Pubblicato il resoconto sull'attuazione della misura finanziata dal PNC. Nonostante la proroga al 2028, c'è ancora molto da fare, soprattutto sull'utilizzo del BIM

di Redazione tecnica - 28/07/2025

Stato di attuazione al 30 giugno 2025: risultati e criticità

Secondo quanto accertato dalla Corte dei Conti, alla data del 30 giugno 2025 risultano:

  • 10.200 opere controllate su 12.000 previste;
  • 5.525 opere dotate di strumentazione per il monitoraggio dinamico su 6.500 target;
  • 170 opere modellate in BIM, per la digitalizzazione strutturale e il supporto alla manutenzione predittiva.

Il sistema informativo di riferimento è la piattaforma BDAP/MOP della Ragioneria Generale dello Stato, che consente il monitoraggio costante e aggiornato attraverso il tracciamento dei CUP. Le amministrazioni attuatrici sono obbligate ad aggiornare i dati con regolarità, pena la perdita di trasparenza e tracciabilità finanziaria.

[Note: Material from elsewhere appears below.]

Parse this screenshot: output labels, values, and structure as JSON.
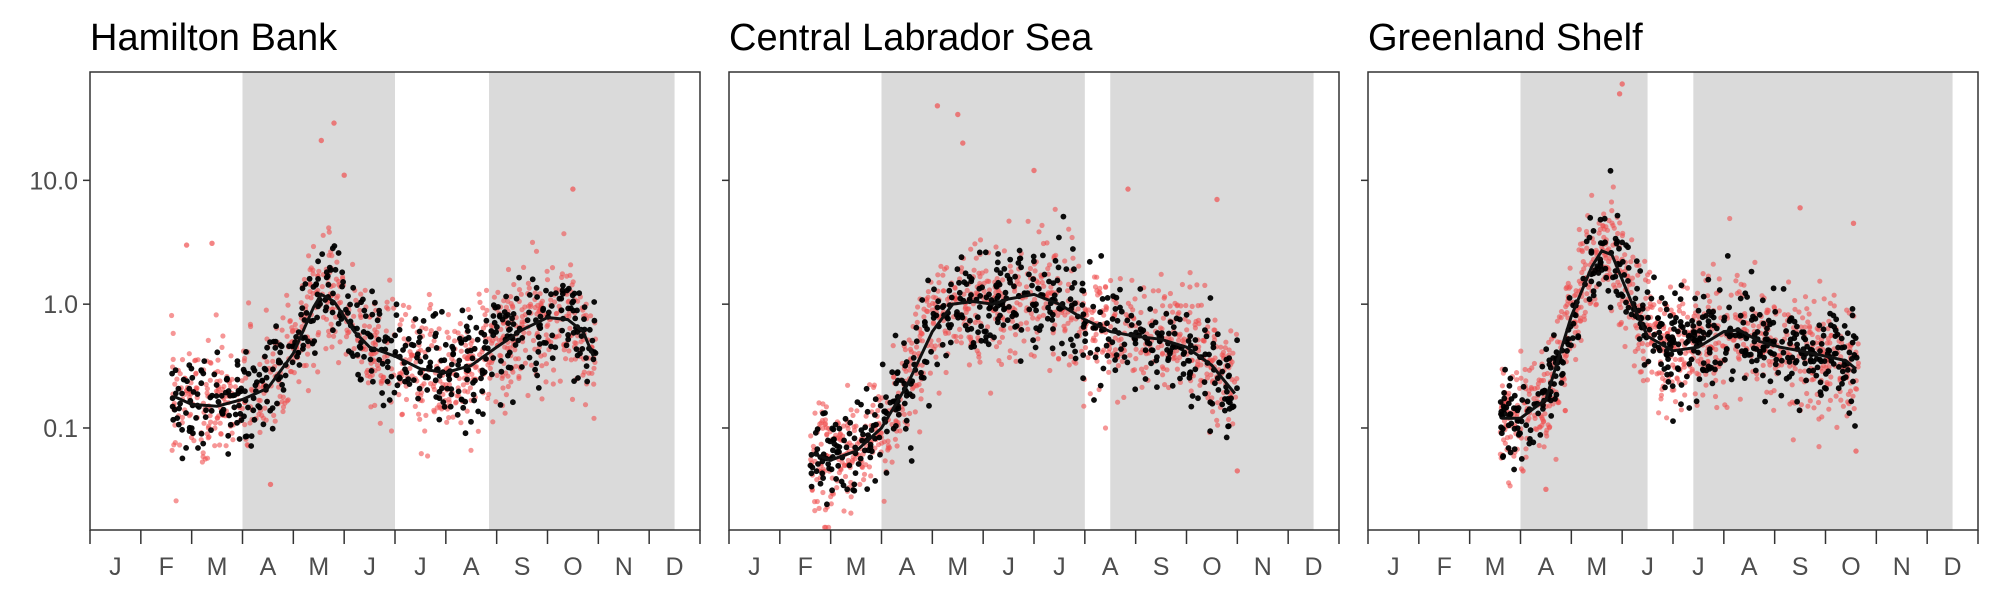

La Corte ha rilevato tuttavia alcuni ritardi nell’aggiornamento dei SAL, nonché divergenze tra il monitoraggio BDAP e i dati effettivamente comunicati dalle società concessionarie, con il rischio di un’incompleta tracciabilità dell’utilizzo delle risorse pubbliche.

I magistrati contabili evidenziano anche che, a fronte di questi elementi critici, è stata formalizzata una proroga al 31 dicembre 2028, approvata nel 2024 in sede di revisione del Contratto di Programma ANAS.

Ad oggi, il completamento integrale del monitoraggio è posticipato di almeno due anni, mentre la modellazione BIM è in ritardo rispetto agli standard previsti, con appena 170 opere digitalizzate su un totale stimato di almeno 1.500.

In assenza di una riprogrammazione più stringente e vincolante, secondo la Corte, esiste il rischio concreto di ulteriore slittamento, con conseguente perdita di efficacia rispetto agli obiettivi di sicurezza strutturale e gestione predittiva del rischio.